21 dic 2020

El robo

 La casa revuelta, los cajones dados vuelta. Papeles y ropas tirados, tapizando el piso.
Mis diplomas pisoteados, en la premura del que barre con todo lo considerado valioso y deja tirado lo demás.
El hecho fue conmovedor.
No fue lo más grave que me pasó en la vida hasta ahora. No va a ser lo más grave de lo que me sucederá después.
Y tuvo un efecto: permitió ver algunas cosas buenas, y otras malas.
Las malas estuvieron en la certidumbre de no haber sido capaz de cuidar el legado de mi madre y las ilusiones de mi hija. (Como antes fracasara en cuidar tantas otras cosas)
 
Las buenas pasaron por las respuestas de los míos:
Mi hija dijo (cuando supo del robo de sus ahorros): Bueno, habrá que empezar de nuevo…
Mi hijo comentó: No debemos aferrarnos a las cosas materiales (refiriéndose a los bienes sustraídos)
Y mi sobrino, cuando supo que estaba perdido el anillo que le estaba destinado por herencia a los varones sòlo pidió: “Mostrale a mi hijo, a Marcos, el cofre de madera enchapado que hizo el abuelo. Esa una herencia que vale más que cualquier anilllo, y es de un talento que legó el abuelo y lo puede confirmar a él.”
Por una extraña alquimia escrita en los genes, la habilidad de diseño de mi padre, artesano de maderas nobles, había pasado a mi hermano (buen copista de naturalezas muertas y retratos), a su hijo (mi sobrino) eficaz dibujante de mundos de ficción, y ahora a Marcos (sobrino segundo), estudiante de bellas artes, original y creativo. Cuarta generación con un don valioso que portar como marca y privilegio familiar. Con un lápiz, con un pincel o con un buril, creando la belleza de las formas, y la combinación de colores.
Cuando comenté el robo a Marcela, mi sobrina, ella no dijo nada, solo se le llenaron los ojos de lágrimas.
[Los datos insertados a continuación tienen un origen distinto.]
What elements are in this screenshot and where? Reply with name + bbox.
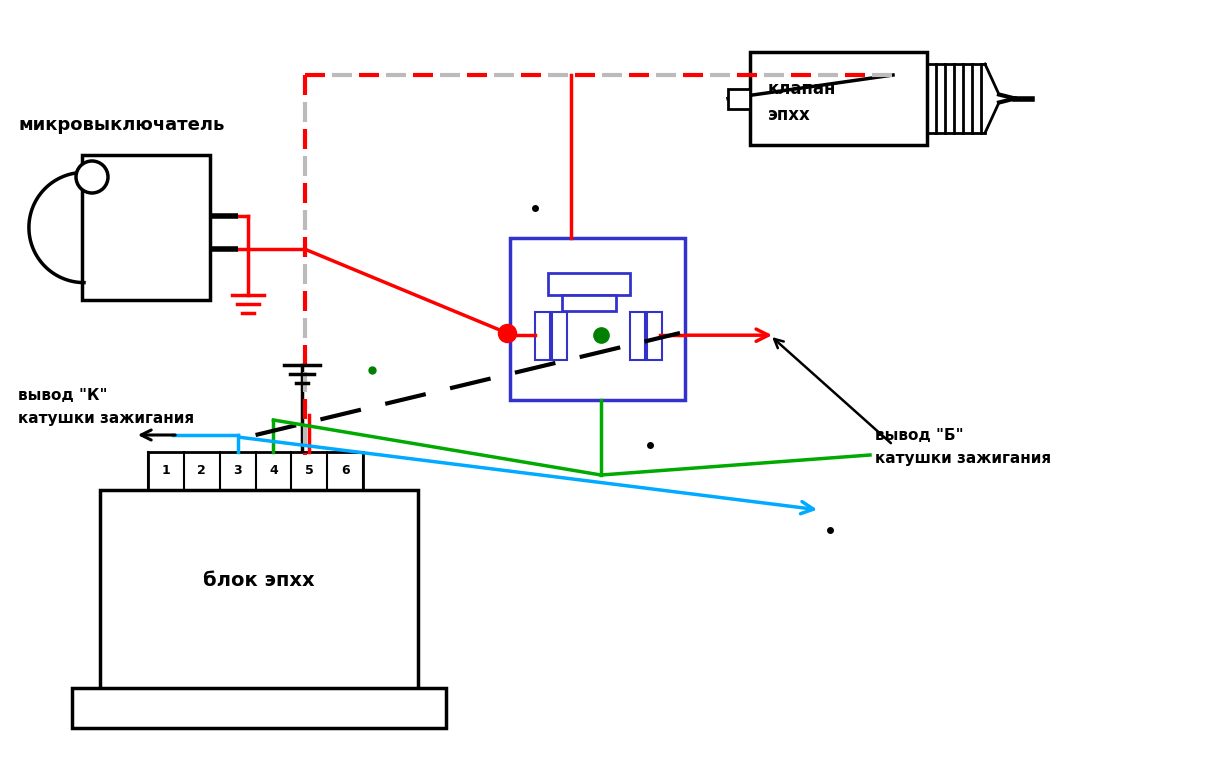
- Bar: [535, 311, 550, 359]
- Text: 3: 3: [233, 463, 241, 476]
- Text: катушки зажигания: катушки зажигания: [875, 450, 1051, 466]
- Text: 2: 2: [198, 463, 206, 476]
- Text: микровыключатель: микровыключатель: [18, 116, 225, 134]
- Bar: [548, 273, 630, 295]
- Bar: [552, 311, 567, 359]
- Text: клапан: клапан: [768, 80, 836, 98]
- Bar: [728, 89, 750, 109]
- Text: вывод "К": вывод "К": [18, 388, 107, 402]
- Bar: [511, 238, 686, 400]
- Text: 4: 4: [269, 463, 278, 476]
- Bar: [562, 295, 616, 311]
- Text: вывод "Б": вывод "Б": [875, 427, 963, 443]
- Text: блок эпхх: блок эпхх: [203, 571, 315, 590]
- Text: 1: 1: [162, 463, 170, 476]
- Bar: [100, 490, 418, 690]
- Text: 5: 5: [305, 463, 314, 476]
- Bar: [647, 311, 661, 359]
- Text: 6: 6: [340, 463, 349, 476]
- Text: катушки зажигания: катушки зажигания: [18, 410, 194, 426]
- Bar: [148, 452, 363, 490]
- Bar: [750, 52, 927, 145]
- Text: эпхх: эпхх: [768, 106, 811, 124]
- Bar: [82, 155, 210, 300]
- Circle shape: [76, 161, 107, 193]
- Bar: [72, 688, 447, 728]
- Bar: [630, 311, 645, 359]
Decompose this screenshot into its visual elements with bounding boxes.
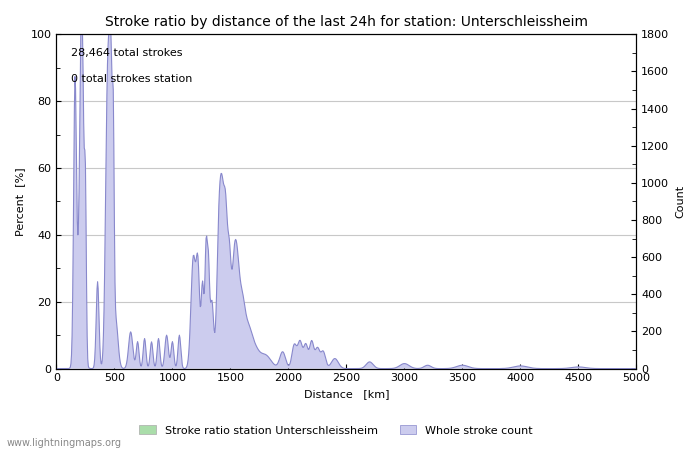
Text: www.lightningmaps.org: www.lightningmaps.org bbox=[7, 438, 122, 448]
Title: Stroke ratio by distance of the last 24h for station: Unterschleissheim: Stroke ratio by distance of the last 24h… bbox=[105, 15, 588, 29]
Y-axis label: Percent  [%]: Percent [%] bbox=[15, 167, 25, 236]
Text: 0 total strokes station: 0 total strokes station bbox=[71, 74, 192, 85]
Text: 28,464 total strokes: 28,464 total strokes bbox=[71, 48, 183, 58]
Legend: Stroke ratio station Unterschleissheim, Whole stroke count: Stroke ratio station Unterschleissheim, … bbox=[134, 421, 538, 440]
X-axis label: Distance   [km]: Distance [km] bbox=[304, 389, 389, 399]
Y-axis label: Count: Count bbox=[675, 185, 685, 218]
Ella sabía lo que era perder, cuando la tormenta llevó el techo de su casa.
 
Junto a la hecatombe que significó eso en la vida de  Marcela advenía esta invasión y este despojo, pero sentí que no correspondía  detenerme en  nuestra propia cuestión.
Y yo terminé de sentir que no tenía derecho a renegar por esta pérdida, cuando advertí que le estaba comentando mi pena y mi rabia a D.  El escuchaba solidario, pero, para él que vive con la permanente cruz de su discapacidad, mi lamento, comparado con su situación era de una banalidad total.  Una cuestión a volver a pensar desde esta otra perspectiva. Una perspectiva que me permitía discernir lo verdaderamente importante de lo superfluo.